Kansas City is maintaining a spot firmly in the middle of the pack among the top 25 Midwestern startup cities — in large part thanks to a $100-plus million growth equity investment in PayIt earlier this year, according to a new ranking by M25.
The mega-round for Kansas City’s leading GovTech startup kept the City of Fountains above water as M25 — an influential venture fund in Chicago with Kansas City portfolio companies like backstitch, Super Dispatch and Zohr — examined 54 Midwest cities based on startup activity, access to resources and business climate.
Kansas City (including Olathe, Overland Park, Lenexa and Independence) ranked No. 13 on M25’s 2019 Best of the Midwest list — up from No. 14 in 2018.
Neighboring St. Louis scored No. 5.
Click here to see the Top 25 in the ranking.

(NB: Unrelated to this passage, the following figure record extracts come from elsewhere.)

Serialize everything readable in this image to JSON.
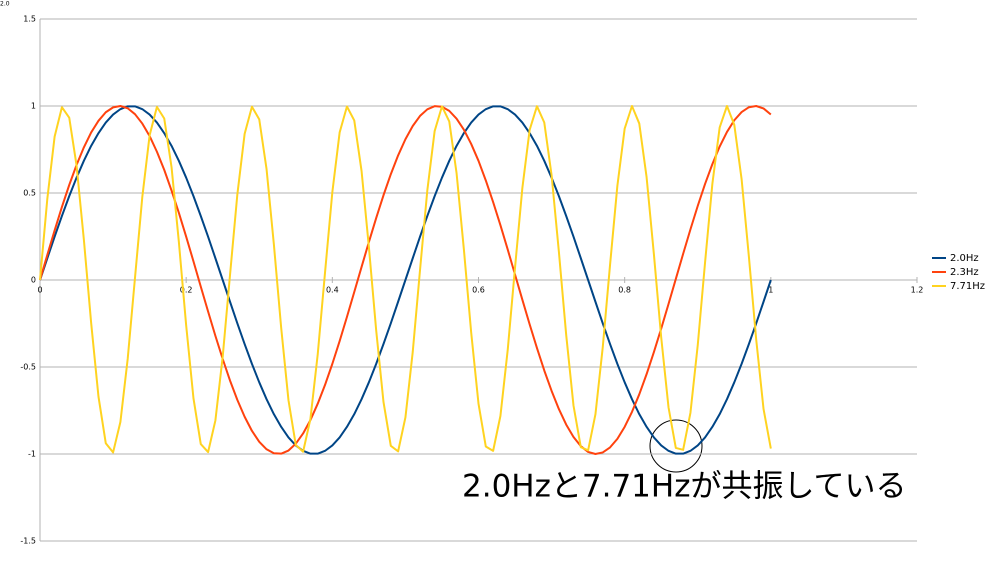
{
  "chart_data": {
    "type": "line",
    "stray_label": "2.0",
    "annotation": "2.0Hzと7.71Hzが共振している",
    "xlim": [
      0,
      1.2
    ],
    "xticks": [
      0,
      0.2,
      0.4,
      0.6,
      0.8,
      1,
      1.2
    ],
    "ylim": [
      -1.5,
      1.5
    ],
    "yticks": [
      -1.5,
      -1,
      -0.5,
      0,
      0.5,
      1,
      1.5
    ],
    "grid": true,
    "legend": "right",
    "x": [
      0,
      0.01,
      0.02,
      0.03,
      0.04,
      0.05,
      0.06,
      0.07,
      0.08,
      0.09,
      0.1,
      0.11,
      0.12,
      0.13,
      0.14,
      0.15,
      0.16,
      0.17,
      0.18,
      0.19,
      0.2,
      0.21,
      0.22,
      0.23,
      0.24,
      0.25,
      0.26,
      0.27,
      0.28,
      0.29,
      0.3,
      0.31,
      0.32,
      0.33,
      0.34,
      0.35,
      0.36,
      0.37,
      0.38,
      0.39,
      0.4,
      0.41,
      0.42,
      0.43,
      0.44,
      0.45,
      0.46,
      0.47,
      0.48,
      0.49,
      0.5,
      0.51,
      0.52,
      0.53,
      0.54,
      0.55,
      0.56,
      0.57,
      0.58,
      0.59,
      0.6,
      0.61,
      0.62,
      0.63,
      0.64,
      0.65,
      0.66,
      0.67,
      0.68,
      0.69,
      0.7,
      0.71,
      0.72,
      0.73,
      0.74,
      0.75,
      0.76,
      0.77,
      0.78,
      0.79,
      0.8,
      0.81,
      0.82,
      0.83,
      0.84,
      0.85,
      0.86,
      0.87,
      0.88,
      0.89,
      0.9,
      0.91,
      0.92,
      0.93,
      0.94,
      0.95,
      0.96,
      0.97,
      0.98,
      0.99,
      1
    ],
    "series": [
      {
        "name": "2.0Hz",
        "color": "#004586",
        "values": [
          0,
          0.125,
          0.249,
          0.368,
          0.482,
          0.588,
          0.685,
          0.771,
          0.844,
          0.905,
          0.951,
          0.982,
          0.998,
          0.998,
          0.982,
          0.951,
          0.905,
          0.844,
          0.771,
          0.685,
          0.588,
          0.482,
          0.368,
          0.249,
          0.125,
          0,
          -0.125,
          -0.249,
          -0.368,
          -0.482,
          -0.588,
          -0.685,
          -0.771,
          -0.844,
          -0.905,
          -0.951,
          -0.982,
          -0.998,
          -0.998,
          -0.982,
          -0.951,
          -0.905,
          -0.844,
          -0.771,
          -0.685,
          -0.588,
          -0.482,
          -0.368,
          -0.249,
          -0.125,
          0,
          0.125,
          0.249,
          0.368,
          0.482,
          0.588,
          0.685,
          0.771,
          0.844,
          0.905,
          0.951,
          0.982,
          0.998,
          0.998,
          0.982,
          0.951,
          0.905,
          0.844,
          0.771,
          0.685,
          0.588,
          0.482,
          0.368,
          0.249,
          0.125,
          0,
          -0.125,
          -0.249,
          -0.368,
          -0.482,
          -0.588,
          -0.685,
          -0.771,
          -0.844,
          -0.905,
          -0.951,
          -0.982,
          -0.998,
          -0.998,
          -0.982,
          -0.951,
          -0.905,
          -0.844,
          -0.771,
          -0.685,
          -0.588,
          -0.482,
          -0.368,
          -0.249,
          -0.125,
          0
        ]
      },
      {
        "name": "2.3Hz",
        "color": "#ff420e",
        "values": [
          0,
          0.144,
          0.285,
          0.42,
          0.546,
          0.661,
          0.762,
          0.848,
          0.915,
          0.964,
          0.992,
          1,
          0.987,
          0.953,
          0.899,
          0.827,
          0.737,
          0.633,
          0.514,
          0.386,
          0.249,
          0.107,
          -0.038,
          -0.181,
          -0.321,
          -0.454,
          -0.578,
          -0.689,
          -0.786,
          -0.867,
          -0.93,
          -0.973,
          -0.996,
          -0.998,
          -0.98,
          -0.941,
          -0.882,
          -0.805,
          -0.711,
          -0.603,
          -0.482,
          -0.351,
          -0.212,
          -0.069,
          0.075,
          0.218,
          0.356,
          0.487,
          0.608,
          0.716,
          0.809,
          0.885,
          0.943,
          0.981,
          0.999,
          0.996,
          0.972,
          0.927,
          0.864,
          0.782,
          0.685,
          0.572,
          0.448,
          0.315,
          0.175,
          0.031,
          -0.113,
          -0.255,
          -0.391,
          -0.52,
          -0.637,
          -0.742,
          -0.831,
          -0.902,
          -0.955,
          -0.988,
          -1,
          -0.991,
          -0.962,
          -0.913,
          -0.844,
          -0.758,
          -0.657,
          -0.541,
          -0.414,
          -0.279,
          -0.138,
          0.006,
          0.15,
          0.291,
          0.426,
          0.552,
          0.666,
          0.767,
          0.851,
          0.918,
          0.965,
          0.993,
          1,
          0.986,
          0.951
        ]
      },
      {
        "name": "7.71Hz",
        "color": "#ffd320",
        "values": [
          0,
          0.466,
          0.824,
          0.993,
          0.933,
          0.659,
          0.233,
          -0.247,
          -0.67,
          -0.938,
          -0.991,
          -0.816,
          -0.453,
          0.014,
          0.478,
          0.832,
          0.995,
          0.928,
          0.648,
          0.219,
          -0.261,
          -0.68,
          -0.943,
          -0.989,
          -0.807,
          -0.44,
          0.029,
          0.491,
          0.84,
          0.996,
          0.923,
          0.637,
          0.205,
          -0.275,
          -0.691,
          -0.948,
          -0.987,
          -0.799,
          -0.427,
          0.043,
          0.504,
          0.848,
          0.997,
          0.917,
          0.626,
          0.19,
          -0.289,
          -0.701,
          -0.953,
          -0.985,
          -0.79,
          -0.414,
          0.058,
          0.516,
          0.856,
          0.998,
          0.911,
          0.614,
          0.176,
          -0.302,
          -0.711,
          -0.957,
          -0.982,
          -0.781,
          -0.401,
          0.072,
          0.528,
          0.863,
          0.999,
          0.905,
          0.603,
          0.162,
          -0.316,
          -0.722,
          -0.961,
          -0.979,
          -0.772,
          -0.387,
          0.087,
          0.541,
          0.87,
          1,
          0.899,
          0.591,
          0.148,
          -0.33,
          -0.732,
          -0.965,
          -0.976,
          -0.763,
          -0.374,
          0.101,
          0.553,
          0.877,
          1,
          0.892,
          0.58,
          0.133,
          -0.343,
          -0.741,
          -0.969
        ]
      }
    ]
  }
}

“Each Midwest city is in a race to attract, grow and retain tech startups — and some are ahead in that race while others are… getting lapped,” said Victor Gutwein, founder and managing partner at M25. “Our goal has been to provide an analytical, objective benchmark to help entities and individuals determine how ecosystems are performing relative to each other.”

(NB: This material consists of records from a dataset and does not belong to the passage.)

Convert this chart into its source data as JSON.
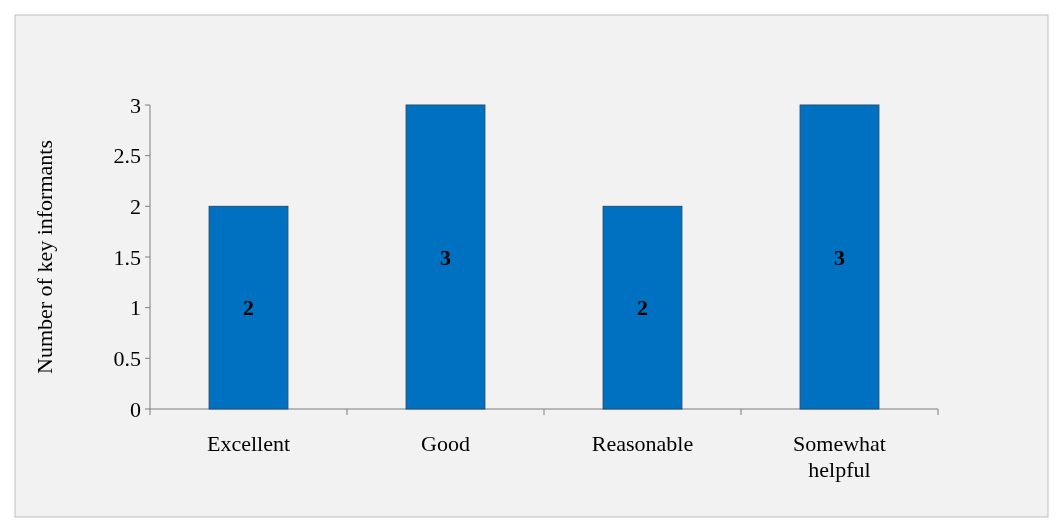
{
  "chart_data": {
    "type": "bar",
    "ylabel": "Number of key informants",
    "categories": [
      "Excellent",
      "Good",
      "Reasonable",
      "Somewhat helpful"
    ],
    "values": [
      2,
      3,
      2,
      3
    ],
    "color": "#0070c0",
    "ylim": [
      0,
      3
    ],
    "yticks": [
      0,
      0.5,
      1,
      1.5,
      2,
      2.5,
      3
    ],
    "grid": false,
    "data_labels": true
  }
}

Leawood-based C2FO’s $200 million round in August was not counted for the 2019 ranking because it missed the June 30 data pull off, Gutwein noted, which should boost Kansas City’s standing in 2020.
Click here to read Gutwein’s and others’ thoughts on momentum building in KC.

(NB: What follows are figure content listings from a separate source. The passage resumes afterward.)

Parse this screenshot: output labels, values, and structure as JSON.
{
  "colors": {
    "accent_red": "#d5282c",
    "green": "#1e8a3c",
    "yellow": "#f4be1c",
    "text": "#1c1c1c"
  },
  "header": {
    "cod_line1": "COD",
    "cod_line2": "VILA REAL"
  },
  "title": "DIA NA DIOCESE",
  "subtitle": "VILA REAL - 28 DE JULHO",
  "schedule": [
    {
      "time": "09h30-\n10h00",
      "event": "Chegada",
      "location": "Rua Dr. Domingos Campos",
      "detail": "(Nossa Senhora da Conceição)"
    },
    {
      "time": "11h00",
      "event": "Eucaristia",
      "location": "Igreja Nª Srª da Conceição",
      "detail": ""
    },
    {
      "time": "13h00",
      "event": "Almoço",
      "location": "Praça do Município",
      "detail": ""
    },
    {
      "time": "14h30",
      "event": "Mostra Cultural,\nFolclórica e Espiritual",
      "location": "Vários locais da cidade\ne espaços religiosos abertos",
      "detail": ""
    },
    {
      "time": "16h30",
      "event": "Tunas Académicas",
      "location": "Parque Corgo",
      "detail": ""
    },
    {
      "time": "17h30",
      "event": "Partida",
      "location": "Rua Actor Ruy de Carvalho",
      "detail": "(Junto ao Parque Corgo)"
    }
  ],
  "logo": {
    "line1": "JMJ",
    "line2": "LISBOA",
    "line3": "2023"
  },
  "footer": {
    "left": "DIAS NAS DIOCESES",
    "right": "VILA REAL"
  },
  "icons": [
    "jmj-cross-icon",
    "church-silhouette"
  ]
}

Within M25’s rankings, Kansas City scored most dramatically lower on business climate — a measure of how conducive the city’s economic environment is to attract and scale a business. Kansas City was dinged particularly on quality airport access and population reach. Tax climate, cost of living and gross domestic product were among more significant strengths in this area.
Areas where KC is weak (according to M25’s findings):
- No significant university ecosystem
- Few large (Fortune 500) companies
- Techstars Kansas City wasn’t active in 2019 (a Techstars program carries more weight than an average accelerator in M25’s list because of the rankings incorporated from the Seed Accelerator Rankings Project)
- Neither Kansas nor Missouri are considered competitive in direct state investment programs (whether it be a tax credit program, a fund-of-funds focused on the state, or direct investment arms like InvestNebraska or Elevate Ventures in Indiana)
- Airport quality and population reach are weaker than other cities of similar size
Areas where KC is strong:
- The tax climate is better relative to other Midwest states
- Educated workforce (not as high as a college town like Ann Arbor, Michigan, or Madison, Wisconsin, but stronger than most others in the Top 25)
- Fares well on “Big Outcomes,” which factors in exits over $50 million and fund raises over $50 million
- Scores well on creating liquidity, with a good rank in number of exits and percent of deals that exit
“Candidly, I felt Kansas City was more vibrant than the rankings showed,” Gutwein said. “But this could also be because I am an early stage digital technology investor, and Kansas City may be (and to me anecdotally is) stronger in this category than some other cities ranked above it — probably because these cities have a more mature ecosystem and/or have deep strengths in some areas we (as an investor) don’t look at, like life sciences, but still would register on these rankings.”